I got to standing outside under the trees in front of the cabin today. I remembered how, when it was getting built, a friend who had a cabin of her own came over and said “The one thing I’d recommend is cutting those trees back before you get going on it. It’s a pain in the neck to have to do it later.” Five years later, well, I mean to tell you, it’s really cool out here. I went in for the camera to get a picture of the shadows on her but the darn thing was out of juice. I plugged the battery in for about two minutes, checked if the shadows were still there, unplugged the battery… thinking, all I need is thirty seconds. The camera turned on, tantalizingly close, and then turned back off.

The shadows were about as perfect as they could get – like a reflection of what I was seeing when I stopped on my way in and looked up – but then again not really. The shadows were like a painting of ivy and tendrils where looking up it’s a mass…so much it blurs together. The shadow…oh, no, only each one distinctly.

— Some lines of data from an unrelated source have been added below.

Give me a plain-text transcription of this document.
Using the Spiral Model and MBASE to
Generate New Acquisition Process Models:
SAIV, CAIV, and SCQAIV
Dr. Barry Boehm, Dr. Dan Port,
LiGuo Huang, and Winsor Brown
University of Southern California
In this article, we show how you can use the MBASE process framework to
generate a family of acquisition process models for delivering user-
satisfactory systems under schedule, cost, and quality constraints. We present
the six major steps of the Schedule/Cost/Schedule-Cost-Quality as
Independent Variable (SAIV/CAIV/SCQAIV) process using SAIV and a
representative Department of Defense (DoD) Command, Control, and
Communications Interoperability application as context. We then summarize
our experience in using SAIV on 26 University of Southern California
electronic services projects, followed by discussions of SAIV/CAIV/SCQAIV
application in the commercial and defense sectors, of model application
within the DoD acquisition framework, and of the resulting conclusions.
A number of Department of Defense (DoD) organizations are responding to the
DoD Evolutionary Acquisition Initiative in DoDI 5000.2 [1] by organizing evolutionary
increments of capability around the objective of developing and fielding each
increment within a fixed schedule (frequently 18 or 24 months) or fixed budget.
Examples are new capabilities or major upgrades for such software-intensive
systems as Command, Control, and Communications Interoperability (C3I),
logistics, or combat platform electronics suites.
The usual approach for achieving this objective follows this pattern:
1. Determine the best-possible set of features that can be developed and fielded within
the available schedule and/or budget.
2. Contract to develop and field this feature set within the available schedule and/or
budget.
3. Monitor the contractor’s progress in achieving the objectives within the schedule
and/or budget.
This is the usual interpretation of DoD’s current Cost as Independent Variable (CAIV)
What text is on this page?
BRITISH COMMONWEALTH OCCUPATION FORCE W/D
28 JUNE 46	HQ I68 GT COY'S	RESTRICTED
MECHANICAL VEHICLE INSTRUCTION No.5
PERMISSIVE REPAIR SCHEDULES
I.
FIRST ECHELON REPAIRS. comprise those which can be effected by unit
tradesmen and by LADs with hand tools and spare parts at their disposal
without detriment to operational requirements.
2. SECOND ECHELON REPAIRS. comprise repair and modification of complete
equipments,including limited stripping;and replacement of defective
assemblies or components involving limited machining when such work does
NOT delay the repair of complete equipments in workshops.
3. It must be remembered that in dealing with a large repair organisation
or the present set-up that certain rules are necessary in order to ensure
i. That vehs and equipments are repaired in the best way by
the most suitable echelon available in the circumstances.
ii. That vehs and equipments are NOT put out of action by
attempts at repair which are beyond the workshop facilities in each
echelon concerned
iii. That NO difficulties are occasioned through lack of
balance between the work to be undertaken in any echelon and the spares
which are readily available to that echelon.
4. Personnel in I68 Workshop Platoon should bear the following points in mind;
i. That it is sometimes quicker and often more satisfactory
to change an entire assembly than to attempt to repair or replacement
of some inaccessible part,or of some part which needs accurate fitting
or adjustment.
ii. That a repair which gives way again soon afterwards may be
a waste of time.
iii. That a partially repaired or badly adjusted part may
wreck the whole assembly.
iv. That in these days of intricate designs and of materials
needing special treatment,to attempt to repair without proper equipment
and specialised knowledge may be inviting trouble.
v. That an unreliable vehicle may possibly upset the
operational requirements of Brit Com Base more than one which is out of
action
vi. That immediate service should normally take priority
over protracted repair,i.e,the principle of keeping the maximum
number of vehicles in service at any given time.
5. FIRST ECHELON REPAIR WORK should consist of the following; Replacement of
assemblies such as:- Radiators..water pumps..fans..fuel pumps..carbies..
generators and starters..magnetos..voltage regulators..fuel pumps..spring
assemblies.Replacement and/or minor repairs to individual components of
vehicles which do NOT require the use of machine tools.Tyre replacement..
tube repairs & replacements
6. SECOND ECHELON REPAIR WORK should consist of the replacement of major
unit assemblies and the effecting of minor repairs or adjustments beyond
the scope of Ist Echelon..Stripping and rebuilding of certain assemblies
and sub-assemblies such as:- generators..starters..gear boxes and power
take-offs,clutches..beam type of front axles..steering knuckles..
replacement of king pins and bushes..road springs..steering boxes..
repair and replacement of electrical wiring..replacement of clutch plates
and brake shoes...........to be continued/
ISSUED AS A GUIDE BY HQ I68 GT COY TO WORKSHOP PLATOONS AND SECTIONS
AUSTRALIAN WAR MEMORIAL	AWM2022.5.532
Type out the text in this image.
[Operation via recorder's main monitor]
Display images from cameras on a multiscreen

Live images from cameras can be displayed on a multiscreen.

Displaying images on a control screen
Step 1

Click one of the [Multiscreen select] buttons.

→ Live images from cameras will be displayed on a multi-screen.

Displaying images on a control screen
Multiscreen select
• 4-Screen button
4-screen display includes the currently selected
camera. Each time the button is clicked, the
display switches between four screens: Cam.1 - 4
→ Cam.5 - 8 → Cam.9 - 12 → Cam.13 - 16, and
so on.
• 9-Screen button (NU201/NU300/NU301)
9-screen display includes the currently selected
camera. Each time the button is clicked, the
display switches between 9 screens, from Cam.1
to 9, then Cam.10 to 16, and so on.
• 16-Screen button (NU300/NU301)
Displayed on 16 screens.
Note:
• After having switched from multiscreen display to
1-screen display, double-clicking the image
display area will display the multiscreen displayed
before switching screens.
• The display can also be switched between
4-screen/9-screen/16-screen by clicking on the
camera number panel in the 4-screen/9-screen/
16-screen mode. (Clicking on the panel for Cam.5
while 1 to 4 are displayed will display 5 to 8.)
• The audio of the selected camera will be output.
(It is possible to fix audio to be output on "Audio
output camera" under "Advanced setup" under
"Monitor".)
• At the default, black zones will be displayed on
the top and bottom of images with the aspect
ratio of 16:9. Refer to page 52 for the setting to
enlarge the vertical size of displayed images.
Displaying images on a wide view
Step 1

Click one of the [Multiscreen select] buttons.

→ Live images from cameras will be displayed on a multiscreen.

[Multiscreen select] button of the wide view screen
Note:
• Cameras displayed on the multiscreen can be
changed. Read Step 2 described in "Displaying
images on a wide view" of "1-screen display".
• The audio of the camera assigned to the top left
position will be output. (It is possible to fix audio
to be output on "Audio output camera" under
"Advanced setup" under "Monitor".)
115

The cabin now appears to have been here all along; the woods to have grown up around us. When I look up, the feeling comes for the impossibility it would now be to plop the cabin down where it is. We are surrounded. She is canopied. “They” were here first, but she and I feel as rooted now as everything else.

You could feel, at this time of year, really embraced, or just about choked out. Confined or liberated or both at the same time. I was reading this book review the other day and the writer described the book as inspiring and devastating. It is like that out here, and my soul knows it. And I keep coming back for it.